Der Entstörer - wo ist die Grenze zwischen kritischem Bewusstsein und Querdenken?
Neuss (kle) Zweifelsohne hat es Verschwörungstheorien und ihre Verfechter schon immer gegeben. Nur waren sie gesellschaftlich selten so präsent und spürbar, wie in den letzten drei Jahren seit Beginn der Corona-Krise. Nicht nur die Statements von Politikern, Journalisten oder Geistlichen haben sich in dieser Zeit zu diesem Thema massen-medial die „Klinke in die Hand gegeben“. Auch Wissenschaftler jedweder Couleur – Psychologen, Philosophen oder Soziologen – äußerten sich verstärkt zu diesem Phänomen. Einer der letztgenannten Gruppe, Soziologe Prof. Dr. Heiko Beyer von der Universität Düsseldorf, unterstützte das Rheinische Landestheater mit seinem Fachwissen bei den Proben zu dem Klassenzimmer-Monolog „Der Entstörer“ von Autorin Ursula Kohlert und betont, dass schon ein persönlicher Schicksalsschlag dazu führen könne, in die Welt der Verschwörungstheorien hineinzugeraten.

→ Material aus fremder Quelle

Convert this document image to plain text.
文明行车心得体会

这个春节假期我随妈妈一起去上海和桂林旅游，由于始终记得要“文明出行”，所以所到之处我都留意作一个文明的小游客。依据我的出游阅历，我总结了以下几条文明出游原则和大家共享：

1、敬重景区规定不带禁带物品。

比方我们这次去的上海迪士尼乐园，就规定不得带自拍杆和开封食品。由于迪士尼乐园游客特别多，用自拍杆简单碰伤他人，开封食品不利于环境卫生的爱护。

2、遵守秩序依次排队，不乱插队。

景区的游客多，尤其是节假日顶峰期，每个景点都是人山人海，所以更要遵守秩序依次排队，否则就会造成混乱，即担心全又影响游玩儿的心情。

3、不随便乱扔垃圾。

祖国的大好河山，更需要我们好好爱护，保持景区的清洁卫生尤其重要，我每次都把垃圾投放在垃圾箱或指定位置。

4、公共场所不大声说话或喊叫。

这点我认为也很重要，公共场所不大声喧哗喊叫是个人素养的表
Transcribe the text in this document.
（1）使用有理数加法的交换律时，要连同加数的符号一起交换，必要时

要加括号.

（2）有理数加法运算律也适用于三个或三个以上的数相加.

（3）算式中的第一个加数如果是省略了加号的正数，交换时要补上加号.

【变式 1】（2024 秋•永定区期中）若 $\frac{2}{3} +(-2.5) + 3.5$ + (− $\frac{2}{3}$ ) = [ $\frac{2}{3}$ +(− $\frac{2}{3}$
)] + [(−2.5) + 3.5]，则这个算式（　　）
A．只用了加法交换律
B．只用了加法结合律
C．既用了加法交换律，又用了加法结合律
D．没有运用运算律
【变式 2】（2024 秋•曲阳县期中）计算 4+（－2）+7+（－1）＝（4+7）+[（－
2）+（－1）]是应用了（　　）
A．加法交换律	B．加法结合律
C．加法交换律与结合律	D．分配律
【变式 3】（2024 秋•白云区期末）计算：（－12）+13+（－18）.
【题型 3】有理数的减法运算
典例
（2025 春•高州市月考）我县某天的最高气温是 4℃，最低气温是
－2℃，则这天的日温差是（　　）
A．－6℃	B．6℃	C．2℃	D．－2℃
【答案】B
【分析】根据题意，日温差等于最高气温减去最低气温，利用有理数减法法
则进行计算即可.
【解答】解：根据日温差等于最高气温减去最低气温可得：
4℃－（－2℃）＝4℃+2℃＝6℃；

Die gebürtige Düsseldorferin und derzeitige Wahl-Berlinerin Kohlert schrieb das Stück zu Beginn der Krise. Nun feiert es am kommenden Samstag, den 4. März, Premiere im RLT. Konzipiert, so Regisseurin Frances van Boeckel und Dramaturg Olivier Garofalo vom Neusser Landestheater, sei das Schauspiel speziell für junge Menschen ab 13 Jahren. Vor allem, weil die von Kohlert verwendete Alltagssprache die Jugendlichen auf leichte Art und Weise „mit ins Boot“ hole, ja, sie für die Kern-Problematik des Stückes sensibilisiere. Und die lautet: Wo ist die Grenze zwischen kritischem Bewusstsein und Querdenken? „Wir alle haben ein hohes Interesse an einer aufgeklärten und kritisch-reflektierten Jugend“, erwähnt Garofalo. Aber die Konturen zwischen gesunder und vernunft-geleiteter Kritik einerseits und verschwörungs-mythologischen Thesen andererseits werden in Zeiten globaler Vernetzung zusehends undeutlicher und deren Inhalte vermischen sich immer stärker miteinander. Das Ergebnis: grotesk. Jonas, der Protagonist der Inszenierung und in den kommenden Wochen gespielt von Anton Löwe, fühlt sich verfolgt, weil er die Wahrheit über 5G, Bill Gates, Impfungen und Aliens kenne und sie allen erzählen, die „Schlaf-Schafe“ alle aufwecken will.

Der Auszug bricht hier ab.